Крики прошлого. Часть I - Гело Никамрубис
– Я ждал тебя, – в пустоту ответил Борис.
– Серьезно? А чего не позвал? Чтобы я пришел, достаточно просто сказать, и не нужно сидеть часами в ожидании.
– Прежде мне не нужно было тебя звать. Ты сам являлся, когда тебе вздумается.
– Нет, не когда мне вздумается, а когда было нужно тебе. Ну а теперь хочу, чтобы ты меня звал, как своего брата. Так, словно я есть в плоти, и, кто знает, возможно, однажды я и впрямь явлюсь тебе в теле.

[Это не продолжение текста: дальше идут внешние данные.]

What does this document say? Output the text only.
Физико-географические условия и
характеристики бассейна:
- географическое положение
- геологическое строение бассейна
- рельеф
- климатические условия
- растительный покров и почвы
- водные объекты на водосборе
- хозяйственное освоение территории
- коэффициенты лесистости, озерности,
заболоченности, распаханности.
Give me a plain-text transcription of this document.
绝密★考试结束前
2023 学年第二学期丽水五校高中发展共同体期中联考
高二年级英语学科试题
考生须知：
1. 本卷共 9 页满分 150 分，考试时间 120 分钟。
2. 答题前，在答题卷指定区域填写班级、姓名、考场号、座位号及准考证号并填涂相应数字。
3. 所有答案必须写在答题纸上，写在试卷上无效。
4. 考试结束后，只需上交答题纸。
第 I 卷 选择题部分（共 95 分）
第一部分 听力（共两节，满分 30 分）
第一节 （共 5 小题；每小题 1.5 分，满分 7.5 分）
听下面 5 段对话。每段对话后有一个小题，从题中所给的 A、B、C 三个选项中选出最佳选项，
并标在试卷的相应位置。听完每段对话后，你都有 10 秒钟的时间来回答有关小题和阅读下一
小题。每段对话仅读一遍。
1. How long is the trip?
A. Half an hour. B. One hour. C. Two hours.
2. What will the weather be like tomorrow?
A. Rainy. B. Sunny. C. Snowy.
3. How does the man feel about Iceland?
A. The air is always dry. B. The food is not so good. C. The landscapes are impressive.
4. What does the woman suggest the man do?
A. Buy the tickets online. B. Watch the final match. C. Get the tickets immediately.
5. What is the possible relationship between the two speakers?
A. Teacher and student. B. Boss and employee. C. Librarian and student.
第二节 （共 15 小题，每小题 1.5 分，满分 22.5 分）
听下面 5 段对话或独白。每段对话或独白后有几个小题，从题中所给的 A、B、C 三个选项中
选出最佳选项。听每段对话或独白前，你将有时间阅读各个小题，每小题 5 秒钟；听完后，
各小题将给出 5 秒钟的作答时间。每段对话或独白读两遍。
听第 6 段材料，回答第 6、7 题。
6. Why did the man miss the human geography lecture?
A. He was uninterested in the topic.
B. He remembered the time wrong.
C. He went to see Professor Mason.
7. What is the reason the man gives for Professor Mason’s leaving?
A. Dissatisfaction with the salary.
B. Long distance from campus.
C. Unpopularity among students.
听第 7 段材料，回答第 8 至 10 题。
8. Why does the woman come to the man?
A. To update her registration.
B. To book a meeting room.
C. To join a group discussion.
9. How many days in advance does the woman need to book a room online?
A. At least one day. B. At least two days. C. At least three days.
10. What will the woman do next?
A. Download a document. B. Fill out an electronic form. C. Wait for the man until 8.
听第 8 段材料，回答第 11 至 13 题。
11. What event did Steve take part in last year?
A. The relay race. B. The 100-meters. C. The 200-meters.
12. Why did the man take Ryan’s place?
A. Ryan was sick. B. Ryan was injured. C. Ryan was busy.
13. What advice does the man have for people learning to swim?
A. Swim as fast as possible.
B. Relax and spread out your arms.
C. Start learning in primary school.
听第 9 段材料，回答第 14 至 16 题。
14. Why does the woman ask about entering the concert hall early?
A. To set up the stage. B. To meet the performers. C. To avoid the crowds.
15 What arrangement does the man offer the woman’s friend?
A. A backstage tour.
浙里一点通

Если ты не боишься, конечно, – раздался низкий, приглушенный смех, и он совсем не был похож на смех человека.
– Ты и сам знаешь, что я не боюсь тебя.
– Да, знаю. И мне это очень нравится. Меня ведь не нужно бояться, меня любить надо! Я ведь такой же, как и все вы, люди. Алчу я любви.
– А вот в это я не верю. Не думаю, что ты тот, кому требуется что-то вроде любви.
– А вот и зря. Даже твари, что ты вообразить не посмеешь, заточенной в самой глубокой бездне ада, хочется, чтобы ее любили. Если хоть одна живая душа во всей Вселенной, хоть одна, будет любить тебя, тогда и в аду гореть не так страшно. Уж поверь мне на слово.
– Оставим сантименты. Поговорим о важном.
– Эх, даже такой гений и акула бизнеса, как ты, все равно остается человеком посредственным, не зрящим. Все твои дела – это пыль, а любовь – она же бессмертна, вечна. Только она и есть важное в ваших жалких и никчемных жизнях.
– Мне начинают надоедать подобные разговоры! – впервые Борис начал нервничать в беседе с существом. Закурив сигарету, он продолжил. – Да что ты вообще можешь обо мне знать! Это сейчас я стал такой… – внутри Бориса возникло желание излить душу, и ничего, что слушатель его является явно темным существом. – Пока был молод, я искал любовь. Я жаждал её, как глоток воды в пустыне, стремился к ней, как Гагарин к звездам, я мечтал о ней, как ребенок мечтает о велосипеде в восемь лет, верил в неё, надеялся и ждал… Но потом я вдруг понял, что любовь умерла в XIX веке, и лишь тень ее осталась в книгах. И я отторгнул от себя этот фантом надежды. И стал думать о деньгах. Ведь деньги живы до сих пор. И ненужно мне рассказывать сказки! Я сам все прекрасно понимаю.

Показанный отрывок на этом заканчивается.